BFMTV

Hijab et serre-tête: Aurélien Taché reconnaît une comparaison "malheureuse"

Le député LREM Aurélien Taché (Image d'illustration)

Le député LREM Aurélien Taché (Image d'illustration) - GUILLAUME SOUVANT - AFP

Le député LaREM du Val-d'Oise maintient toutefois que "dès qu'il s'agit d'islam dans ce pays, on doit avoir un avis sur la pratique religieuse de tel ou tel de nos concitoyens". La question de la laïcité sera à l'ordre du jour du bureau exécutif du parti, qui doit se réunir ce lundi soir.

Le sujet Aurélien Taché sera-t-il à nouveau mis sous le tapis de La République en marche? Invité de Public Sénat, le député du Val-d'Oise, épinglé ce week-end pour avoir comparé le hijab porté par les filles de 11 ou 12 ans au serre-tête qu'arborent les petites catholiques, a été interrogé sur ses propos ce lundi matin. 

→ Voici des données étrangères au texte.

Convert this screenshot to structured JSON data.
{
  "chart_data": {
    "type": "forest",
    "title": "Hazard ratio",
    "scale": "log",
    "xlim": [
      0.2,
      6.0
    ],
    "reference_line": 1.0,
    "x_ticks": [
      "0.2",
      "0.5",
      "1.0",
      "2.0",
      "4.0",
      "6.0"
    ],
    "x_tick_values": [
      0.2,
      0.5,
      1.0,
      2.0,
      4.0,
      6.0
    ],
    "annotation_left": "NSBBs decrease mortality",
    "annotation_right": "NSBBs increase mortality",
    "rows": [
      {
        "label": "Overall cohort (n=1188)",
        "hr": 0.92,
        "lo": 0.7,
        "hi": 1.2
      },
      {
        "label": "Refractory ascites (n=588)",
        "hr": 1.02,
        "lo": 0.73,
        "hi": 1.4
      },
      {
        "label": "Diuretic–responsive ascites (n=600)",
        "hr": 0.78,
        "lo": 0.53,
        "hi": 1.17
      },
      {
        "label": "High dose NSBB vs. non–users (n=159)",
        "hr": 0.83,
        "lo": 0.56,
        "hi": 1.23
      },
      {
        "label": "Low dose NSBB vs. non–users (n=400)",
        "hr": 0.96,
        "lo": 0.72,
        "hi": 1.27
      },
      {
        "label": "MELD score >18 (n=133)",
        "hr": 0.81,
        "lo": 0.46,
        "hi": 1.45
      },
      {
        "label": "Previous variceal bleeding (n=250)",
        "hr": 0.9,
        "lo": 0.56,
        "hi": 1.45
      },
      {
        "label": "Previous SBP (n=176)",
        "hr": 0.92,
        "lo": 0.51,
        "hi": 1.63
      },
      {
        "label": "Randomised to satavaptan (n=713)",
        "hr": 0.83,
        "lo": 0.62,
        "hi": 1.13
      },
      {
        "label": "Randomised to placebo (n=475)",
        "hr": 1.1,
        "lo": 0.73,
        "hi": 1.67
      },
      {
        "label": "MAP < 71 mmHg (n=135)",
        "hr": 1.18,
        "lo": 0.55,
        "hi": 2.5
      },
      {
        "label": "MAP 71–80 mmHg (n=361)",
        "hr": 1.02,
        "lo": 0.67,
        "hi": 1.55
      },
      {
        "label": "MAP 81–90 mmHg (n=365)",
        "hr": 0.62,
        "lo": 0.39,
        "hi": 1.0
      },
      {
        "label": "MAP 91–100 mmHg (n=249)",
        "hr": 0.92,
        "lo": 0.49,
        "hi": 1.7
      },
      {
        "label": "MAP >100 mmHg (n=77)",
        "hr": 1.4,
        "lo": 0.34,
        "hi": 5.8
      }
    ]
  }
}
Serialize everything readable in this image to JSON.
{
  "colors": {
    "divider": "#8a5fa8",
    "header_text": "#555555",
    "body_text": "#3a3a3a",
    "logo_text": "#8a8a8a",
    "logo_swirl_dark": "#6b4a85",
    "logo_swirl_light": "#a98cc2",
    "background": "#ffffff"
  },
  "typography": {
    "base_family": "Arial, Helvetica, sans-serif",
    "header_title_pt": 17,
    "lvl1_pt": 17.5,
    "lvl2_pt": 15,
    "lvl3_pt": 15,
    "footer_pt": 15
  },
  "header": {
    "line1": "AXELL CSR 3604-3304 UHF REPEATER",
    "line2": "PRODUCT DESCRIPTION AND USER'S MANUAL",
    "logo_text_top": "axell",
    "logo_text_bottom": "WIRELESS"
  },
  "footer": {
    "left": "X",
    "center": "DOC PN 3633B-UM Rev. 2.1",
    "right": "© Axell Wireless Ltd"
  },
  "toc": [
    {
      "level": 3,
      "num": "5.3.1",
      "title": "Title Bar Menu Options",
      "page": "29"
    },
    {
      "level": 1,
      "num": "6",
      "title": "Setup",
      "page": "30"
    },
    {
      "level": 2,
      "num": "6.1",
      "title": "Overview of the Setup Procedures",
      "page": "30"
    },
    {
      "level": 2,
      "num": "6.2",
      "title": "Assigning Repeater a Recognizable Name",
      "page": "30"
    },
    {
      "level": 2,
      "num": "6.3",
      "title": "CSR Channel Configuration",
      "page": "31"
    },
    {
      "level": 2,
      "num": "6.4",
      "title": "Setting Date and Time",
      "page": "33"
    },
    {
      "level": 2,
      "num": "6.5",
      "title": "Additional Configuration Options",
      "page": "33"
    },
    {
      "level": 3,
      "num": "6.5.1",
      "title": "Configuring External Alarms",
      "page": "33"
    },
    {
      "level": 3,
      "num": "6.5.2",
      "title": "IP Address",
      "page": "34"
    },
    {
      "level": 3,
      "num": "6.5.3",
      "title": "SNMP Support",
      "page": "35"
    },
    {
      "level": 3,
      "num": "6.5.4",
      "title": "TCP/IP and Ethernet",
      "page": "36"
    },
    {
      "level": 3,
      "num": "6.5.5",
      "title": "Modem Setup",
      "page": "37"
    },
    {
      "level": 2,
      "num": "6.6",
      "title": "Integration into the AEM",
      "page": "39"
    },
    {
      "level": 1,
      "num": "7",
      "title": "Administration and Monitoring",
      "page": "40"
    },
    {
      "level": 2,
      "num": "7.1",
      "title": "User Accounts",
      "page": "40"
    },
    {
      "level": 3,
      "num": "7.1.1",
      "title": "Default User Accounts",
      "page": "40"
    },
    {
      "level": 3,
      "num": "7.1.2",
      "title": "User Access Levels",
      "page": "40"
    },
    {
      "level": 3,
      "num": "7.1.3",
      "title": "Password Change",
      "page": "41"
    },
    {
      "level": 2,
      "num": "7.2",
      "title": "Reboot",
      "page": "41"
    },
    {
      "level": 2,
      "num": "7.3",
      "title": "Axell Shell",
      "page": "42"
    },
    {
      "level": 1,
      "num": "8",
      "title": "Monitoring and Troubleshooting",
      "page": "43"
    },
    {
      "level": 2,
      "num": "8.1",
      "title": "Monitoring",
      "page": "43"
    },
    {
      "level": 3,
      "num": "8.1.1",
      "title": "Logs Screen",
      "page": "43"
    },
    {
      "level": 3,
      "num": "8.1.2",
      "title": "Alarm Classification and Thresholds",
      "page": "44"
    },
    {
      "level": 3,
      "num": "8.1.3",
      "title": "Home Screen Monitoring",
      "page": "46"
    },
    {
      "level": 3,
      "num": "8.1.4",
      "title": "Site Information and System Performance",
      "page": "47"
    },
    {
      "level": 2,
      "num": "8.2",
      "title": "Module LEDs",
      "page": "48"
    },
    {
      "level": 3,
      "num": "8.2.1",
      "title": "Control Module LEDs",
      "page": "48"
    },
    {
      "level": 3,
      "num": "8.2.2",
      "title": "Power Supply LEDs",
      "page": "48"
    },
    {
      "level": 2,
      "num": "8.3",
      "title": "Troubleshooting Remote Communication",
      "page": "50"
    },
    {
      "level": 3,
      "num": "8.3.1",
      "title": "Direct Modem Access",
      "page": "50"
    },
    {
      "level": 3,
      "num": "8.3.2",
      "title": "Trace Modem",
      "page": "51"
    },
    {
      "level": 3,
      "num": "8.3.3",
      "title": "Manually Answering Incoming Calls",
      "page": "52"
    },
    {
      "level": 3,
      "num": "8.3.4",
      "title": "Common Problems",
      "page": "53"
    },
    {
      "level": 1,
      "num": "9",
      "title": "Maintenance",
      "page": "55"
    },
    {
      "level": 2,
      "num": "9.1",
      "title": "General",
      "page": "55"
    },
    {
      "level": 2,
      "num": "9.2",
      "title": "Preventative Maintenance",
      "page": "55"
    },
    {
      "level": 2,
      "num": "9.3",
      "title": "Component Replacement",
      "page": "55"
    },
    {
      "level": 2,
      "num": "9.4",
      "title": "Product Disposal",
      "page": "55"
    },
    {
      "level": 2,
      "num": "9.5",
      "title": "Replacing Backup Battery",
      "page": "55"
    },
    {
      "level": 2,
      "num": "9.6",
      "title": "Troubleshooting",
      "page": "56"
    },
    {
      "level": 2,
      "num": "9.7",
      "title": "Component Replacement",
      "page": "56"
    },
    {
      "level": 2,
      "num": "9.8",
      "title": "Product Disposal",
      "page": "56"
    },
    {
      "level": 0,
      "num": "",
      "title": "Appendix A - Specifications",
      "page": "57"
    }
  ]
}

Qualifiant sa comparaison de "malheureuse", Aurélien Taché a reconnu que le serre-tête n'avait rien d'un "accessoire religieux", contrairement au voile islamique. Voile dont il a été question lors de la polémique, la semaine dernière autour du "hijab de running" que Décathlon prévoyait de commercialiser en France

"C'est très révélateur"

"On est toujours un peu étonné de quelque chose qui, sur le moment, (...) n'avait pas choqué le présentateur de 'C Hebdo' sur France 5", a indiqué l'élu LaREM.

Et de réitérer combien il estimait que l'État n'avait pas à s'ingérer dans l'éducation "donnée par les parents à leurs enfants", quelle que soit "la confession", tant que la famille "protège ses enfants". 

"Par contre, cette comparaison entre serre-tête et voile était vraiment un mauvais exemple et je la regrette", a-t-il ensuite répété.

Aurélien Taché maintient toutefois que la commercialisation d'un "hijab de running" par une enseigne privée française ne lui "pose pas de problème". Selon lui, ceux qui ont milité pour la cessation de la commercialisation se sont placés sur le plan de la "morale". 

"Dès qu'il s'agit d'islam dans ce pays, on doit avoir un avis sur (...) telle entreprise qui va commercialiser tel article, ou sur la pratique religieuse de tel ou tel de nos concitoyens. C'est très révélateur", estime le député. 

Aurélien Taché se rendra ce lundi soir au bureau exécutif de LaREM, dont l'ordre du jour inclura la question de la laïcité et les débats qu'elle suscite au sein du parti.

L'élu francilien, habitué des déclarations clivantes, se dit favorable à une normalisation "des rapports entre les cultes et l'État" dans le cadre d'une réforme de la loi de 1905.